Pengertian MACAPAT
Macapat merupakan sebutan metrum puisi jawa pertengahan dan jawa baru, yang hingga kini masih digemari masyarakat, ternyata sulit dilacak sejarah penciptaanya. Purbatjaraka menyatakan bahwa macapat lahir bersamaan dengan syair berbahasa jawa tengahan, bilamana macapat mulai dikenal , belum diketahui secara pasti. Pigeud berpendapat bahwa tembang macapat digunakan pada awal periode Islam. Pernyataan Pigeud yang bersifat informasi perkiraan itu masih perlu diupayakan kecocokan tahunnya yang pasti.

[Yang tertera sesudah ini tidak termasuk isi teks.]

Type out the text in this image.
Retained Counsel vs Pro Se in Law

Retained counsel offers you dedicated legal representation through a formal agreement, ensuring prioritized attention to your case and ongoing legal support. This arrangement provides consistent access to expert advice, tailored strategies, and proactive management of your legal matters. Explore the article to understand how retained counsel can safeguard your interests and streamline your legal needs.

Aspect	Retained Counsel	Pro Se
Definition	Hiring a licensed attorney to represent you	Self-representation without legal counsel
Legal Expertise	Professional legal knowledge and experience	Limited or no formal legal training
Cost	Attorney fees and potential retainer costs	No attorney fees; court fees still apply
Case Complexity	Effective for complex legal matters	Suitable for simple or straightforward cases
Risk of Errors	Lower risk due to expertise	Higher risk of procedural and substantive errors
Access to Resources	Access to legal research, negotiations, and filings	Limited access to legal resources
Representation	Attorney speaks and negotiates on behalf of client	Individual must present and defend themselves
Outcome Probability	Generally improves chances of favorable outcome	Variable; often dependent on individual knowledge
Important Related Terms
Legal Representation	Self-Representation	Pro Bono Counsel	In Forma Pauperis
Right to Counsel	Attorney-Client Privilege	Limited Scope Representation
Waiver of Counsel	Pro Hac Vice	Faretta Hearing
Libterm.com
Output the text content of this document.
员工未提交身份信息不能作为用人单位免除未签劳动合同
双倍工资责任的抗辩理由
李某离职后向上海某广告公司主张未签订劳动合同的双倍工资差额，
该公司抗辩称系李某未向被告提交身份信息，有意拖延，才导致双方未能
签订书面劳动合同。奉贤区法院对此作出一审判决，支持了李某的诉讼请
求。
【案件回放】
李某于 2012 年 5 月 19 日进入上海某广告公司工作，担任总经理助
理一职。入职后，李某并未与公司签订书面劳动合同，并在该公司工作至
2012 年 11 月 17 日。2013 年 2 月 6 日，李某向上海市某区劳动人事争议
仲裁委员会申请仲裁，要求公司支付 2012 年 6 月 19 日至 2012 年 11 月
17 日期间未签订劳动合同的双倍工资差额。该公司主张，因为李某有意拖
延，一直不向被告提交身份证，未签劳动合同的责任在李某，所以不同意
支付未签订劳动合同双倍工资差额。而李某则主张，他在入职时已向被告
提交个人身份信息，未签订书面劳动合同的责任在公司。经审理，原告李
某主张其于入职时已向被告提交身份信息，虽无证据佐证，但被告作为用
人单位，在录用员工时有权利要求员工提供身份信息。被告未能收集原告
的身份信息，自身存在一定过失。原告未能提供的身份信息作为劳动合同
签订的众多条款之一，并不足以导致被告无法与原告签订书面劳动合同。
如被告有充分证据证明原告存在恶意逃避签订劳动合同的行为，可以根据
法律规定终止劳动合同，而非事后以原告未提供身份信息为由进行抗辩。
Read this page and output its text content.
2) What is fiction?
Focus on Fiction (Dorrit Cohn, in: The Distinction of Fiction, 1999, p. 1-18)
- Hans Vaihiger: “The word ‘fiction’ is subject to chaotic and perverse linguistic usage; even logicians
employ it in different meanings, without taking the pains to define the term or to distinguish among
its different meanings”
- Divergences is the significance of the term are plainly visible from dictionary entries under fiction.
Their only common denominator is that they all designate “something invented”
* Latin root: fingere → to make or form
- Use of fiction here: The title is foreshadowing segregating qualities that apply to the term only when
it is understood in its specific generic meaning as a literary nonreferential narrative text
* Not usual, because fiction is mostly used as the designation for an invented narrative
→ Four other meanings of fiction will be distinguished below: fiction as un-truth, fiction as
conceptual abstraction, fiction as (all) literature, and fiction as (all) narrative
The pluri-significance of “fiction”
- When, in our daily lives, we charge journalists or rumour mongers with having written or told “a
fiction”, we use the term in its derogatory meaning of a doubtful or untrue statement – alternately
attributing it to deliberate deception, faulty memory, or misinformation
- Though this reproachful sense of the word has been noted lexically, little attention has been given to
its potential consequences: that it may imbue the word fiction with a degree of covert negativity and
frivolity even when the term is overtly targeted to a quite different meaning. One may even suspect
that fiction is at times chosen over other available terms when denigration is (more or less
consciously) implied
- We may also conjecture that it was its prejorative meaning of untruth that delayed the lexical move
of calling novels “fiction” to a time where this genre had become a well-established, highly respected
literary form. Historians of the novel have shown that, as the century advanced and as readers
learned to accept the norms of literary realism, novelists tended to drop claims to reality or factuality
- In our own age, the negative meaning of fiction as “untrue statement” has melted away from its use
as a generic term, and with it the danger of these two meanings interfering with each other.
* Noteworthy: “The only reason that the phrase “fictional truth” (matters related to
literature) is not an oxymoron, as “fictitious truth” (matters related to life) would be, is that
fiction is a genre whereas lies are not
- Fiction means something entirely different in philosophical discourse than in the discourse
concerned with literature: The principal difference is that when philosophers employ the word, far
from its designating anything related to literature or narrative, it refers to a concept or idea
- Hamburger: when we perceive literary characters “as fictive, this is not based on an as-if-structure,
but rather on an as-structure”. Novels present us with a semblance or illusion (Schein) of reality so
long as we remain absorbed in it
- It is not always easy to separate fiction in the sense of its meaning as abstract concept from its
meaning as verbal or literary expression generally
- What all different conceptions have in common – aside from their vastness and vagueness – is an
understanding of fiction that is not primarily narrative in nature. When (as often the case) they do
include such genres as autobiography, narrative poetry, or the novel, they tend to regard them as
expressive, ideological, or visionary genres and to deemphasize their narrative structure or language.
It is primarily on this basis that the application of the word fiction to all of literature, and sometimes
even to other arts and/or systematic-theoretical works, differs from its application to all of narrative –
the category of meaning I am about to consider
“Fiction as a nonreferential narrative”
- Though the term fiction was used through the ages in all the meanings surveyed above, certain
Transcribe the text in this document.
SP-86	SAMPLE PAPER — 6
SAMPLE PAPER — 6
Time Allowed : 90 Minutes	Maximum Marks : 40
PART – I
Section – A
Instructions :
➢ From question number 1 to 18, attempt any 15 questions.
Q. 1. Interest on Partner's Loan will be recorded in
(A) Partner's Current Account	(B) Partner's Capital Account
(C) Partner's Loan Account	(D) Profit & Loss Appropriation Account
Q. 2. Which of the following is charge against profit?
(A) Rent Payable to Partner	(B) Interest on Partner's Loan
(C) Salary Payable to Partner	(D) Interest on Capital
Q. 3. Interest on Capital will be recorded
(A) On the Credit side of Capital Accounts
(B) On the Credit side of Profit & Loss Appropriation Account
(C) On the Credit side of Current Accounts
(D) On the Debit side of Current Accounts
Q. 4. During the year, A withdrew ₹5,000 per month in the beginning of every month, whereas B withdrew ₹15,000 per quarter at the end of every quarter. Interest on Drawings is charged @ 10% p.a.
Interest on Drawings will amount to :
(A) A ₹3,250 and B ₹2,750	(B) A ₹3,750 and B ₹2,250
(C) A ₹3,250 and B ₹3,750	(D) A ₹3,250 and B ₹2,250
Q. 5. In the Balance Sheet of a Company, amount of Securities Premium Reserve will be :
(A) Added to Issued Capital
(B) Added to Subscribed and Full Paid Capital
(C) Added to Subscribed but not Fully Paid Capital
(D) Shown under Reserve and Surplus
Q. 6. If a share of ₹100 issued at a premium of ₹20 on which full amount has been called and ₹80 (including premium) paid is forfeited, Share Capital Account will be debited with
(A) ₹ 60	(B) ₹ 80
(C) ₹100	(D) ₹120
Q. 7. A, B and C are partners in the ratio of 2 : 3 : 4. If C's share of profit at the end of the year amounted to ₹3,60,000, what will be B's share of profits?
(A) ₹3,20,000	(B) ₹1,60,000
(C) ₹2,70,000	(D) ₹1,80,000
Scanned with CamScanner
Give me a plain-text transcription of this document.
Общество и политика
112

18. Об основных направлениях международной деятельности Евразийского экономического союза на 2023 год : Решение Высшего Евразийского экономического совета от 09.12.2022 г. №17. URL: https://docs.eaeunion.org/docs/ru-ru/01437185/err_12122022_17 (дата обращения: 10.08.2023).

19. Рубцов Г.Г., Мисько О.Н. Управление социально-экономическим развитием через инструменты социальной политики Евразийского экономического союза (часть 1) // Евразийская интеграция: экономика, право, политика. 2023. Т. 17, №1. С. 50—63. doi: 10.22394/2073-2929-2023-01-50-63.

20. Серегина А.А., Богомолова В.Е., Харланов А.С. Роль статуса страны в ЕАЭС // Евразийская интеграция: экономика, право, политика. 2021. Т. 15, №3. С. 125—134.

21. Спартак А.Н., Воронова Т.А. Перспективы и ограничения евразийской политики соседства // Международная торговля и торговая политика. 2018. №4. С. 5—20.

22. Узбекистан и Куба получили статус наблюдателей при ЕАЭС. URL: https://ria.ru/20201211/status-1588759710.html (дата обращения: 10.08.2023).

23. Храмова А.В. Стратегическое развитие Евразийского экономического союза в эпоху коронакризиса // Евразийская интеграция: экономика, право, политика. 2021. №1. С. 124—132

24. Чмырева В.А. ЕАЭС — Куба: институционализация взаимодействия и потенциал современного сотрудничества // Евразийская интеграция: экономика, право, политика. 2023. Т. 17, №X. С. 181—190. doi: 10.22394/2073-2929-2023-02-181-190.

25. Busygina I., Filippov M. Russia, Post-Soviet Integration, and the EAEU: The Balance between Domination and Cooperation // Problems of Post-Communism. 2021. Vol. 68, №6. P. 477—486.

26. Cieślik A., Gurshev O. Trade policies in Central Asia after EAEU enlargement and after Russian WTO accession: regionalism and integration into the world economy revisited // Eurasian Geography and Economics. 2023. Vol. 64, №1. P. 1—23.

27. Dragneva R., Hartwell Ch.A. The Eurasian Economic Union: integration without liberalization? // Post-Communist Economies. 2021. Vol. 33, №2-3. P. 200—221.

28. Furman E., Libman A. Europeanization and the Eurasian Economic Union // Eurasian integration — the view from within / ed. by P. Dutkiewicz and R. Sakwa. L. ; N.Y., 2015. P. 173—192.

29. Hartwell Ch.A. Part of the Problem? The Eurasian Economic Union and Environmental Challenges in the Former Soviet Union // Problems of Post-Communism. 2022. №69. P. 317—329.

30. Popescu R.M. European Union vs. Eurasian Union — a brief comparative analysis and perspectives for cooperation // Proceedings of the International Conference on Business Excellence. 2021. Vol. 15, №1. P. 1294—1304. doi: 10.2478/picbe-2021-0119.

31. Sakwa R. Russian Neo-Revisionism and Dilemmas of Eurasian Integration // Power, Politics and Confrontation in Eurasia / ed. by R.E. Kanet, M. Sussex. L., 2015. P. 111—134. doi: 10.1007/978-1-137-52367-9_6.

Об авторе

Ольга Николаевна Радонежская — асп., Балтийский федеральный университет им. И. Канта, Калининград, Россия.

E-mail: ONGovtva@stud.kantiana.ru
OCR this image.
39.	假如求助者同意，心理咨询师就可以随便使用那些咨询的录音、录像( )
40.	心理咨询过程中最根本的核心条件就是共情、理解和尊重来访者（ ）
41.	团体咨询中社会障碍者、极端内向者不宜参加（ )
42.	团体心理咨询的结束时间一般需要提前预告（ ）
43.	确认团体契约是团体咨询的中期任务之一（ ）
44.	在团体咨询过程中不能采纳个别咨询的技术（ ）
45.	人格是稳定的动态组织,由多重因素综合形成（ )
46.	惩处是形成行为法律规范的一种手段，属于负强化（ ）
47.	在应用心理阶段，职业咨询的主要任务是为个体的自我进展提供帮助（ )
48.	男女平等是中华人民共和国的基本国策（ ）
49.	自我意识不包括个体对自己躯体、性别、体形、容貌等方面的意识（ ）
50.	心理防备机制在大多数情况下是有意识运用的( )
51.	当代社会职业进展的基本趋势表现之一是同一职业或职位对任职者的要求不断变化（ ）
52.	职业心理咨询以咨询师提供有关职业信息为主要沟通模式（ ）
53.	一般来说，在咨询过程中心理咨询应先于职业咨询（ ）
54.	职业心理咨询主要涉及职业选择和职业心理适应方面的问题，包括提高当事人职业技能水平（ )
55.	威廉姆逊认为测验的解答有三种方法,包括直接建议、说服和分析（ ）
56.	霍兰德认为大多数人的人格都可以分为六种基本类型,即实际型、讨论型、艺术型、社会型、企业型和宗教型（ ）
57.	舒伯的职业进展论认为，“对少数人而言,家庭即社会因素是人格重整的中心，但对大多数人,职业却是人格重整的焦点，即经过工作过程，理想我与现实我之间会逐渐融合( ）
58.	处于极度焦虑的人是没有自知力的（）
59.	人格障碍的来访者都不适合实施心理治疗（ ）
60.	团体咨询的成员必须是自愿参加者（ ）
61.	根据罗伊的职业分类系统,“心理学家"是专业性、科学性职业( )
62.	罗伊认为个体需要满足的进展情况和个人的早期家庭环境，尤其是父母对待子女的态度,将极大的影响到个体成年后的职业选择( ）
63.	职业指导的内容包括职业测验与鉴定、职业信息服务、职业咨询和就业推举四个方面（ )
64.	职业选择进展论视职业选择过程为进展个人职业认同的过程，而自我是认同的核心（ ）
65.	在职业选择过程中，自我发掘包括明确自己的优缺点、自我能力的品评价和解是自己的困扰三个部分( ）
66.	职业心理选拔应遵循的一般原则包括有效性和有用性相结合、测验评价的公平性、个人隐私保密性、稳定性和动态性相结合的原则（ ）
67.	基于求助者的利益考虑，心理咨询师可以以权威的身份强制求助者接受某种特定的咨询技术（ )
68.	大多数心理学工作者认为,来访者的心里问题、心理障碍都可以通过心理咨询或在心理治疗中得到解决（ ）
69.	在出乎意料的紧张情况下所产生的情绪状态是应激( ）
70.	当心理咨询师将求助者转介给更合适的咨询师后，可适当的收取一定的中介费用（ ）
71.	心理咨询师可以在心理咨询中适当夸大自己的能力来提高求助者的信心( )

Karseno Saputra memperkirakan atas dasar analisis terhadap beberapa pendapat beberapa pendapat dan pernyataan. Apabila pola metrum yang digunakan pada tembang macapat sama dengan pola metrum tembang tengahan dan tembang macapat tumbuh berkembang sejalan dengan tembang tengahan, maka diperkirakan tembang macapat telah hadir dikalangan masyarakat peminat setidak-tidaknya pada tahun 1541 masehi. Perkiraan itu atas dasar angka tahun yang terdapat pada kidung Subrata, Juga Rasa Dadi Jalma = 1643 J atau 1541 masehi. (Saputra, 1992 : 14 )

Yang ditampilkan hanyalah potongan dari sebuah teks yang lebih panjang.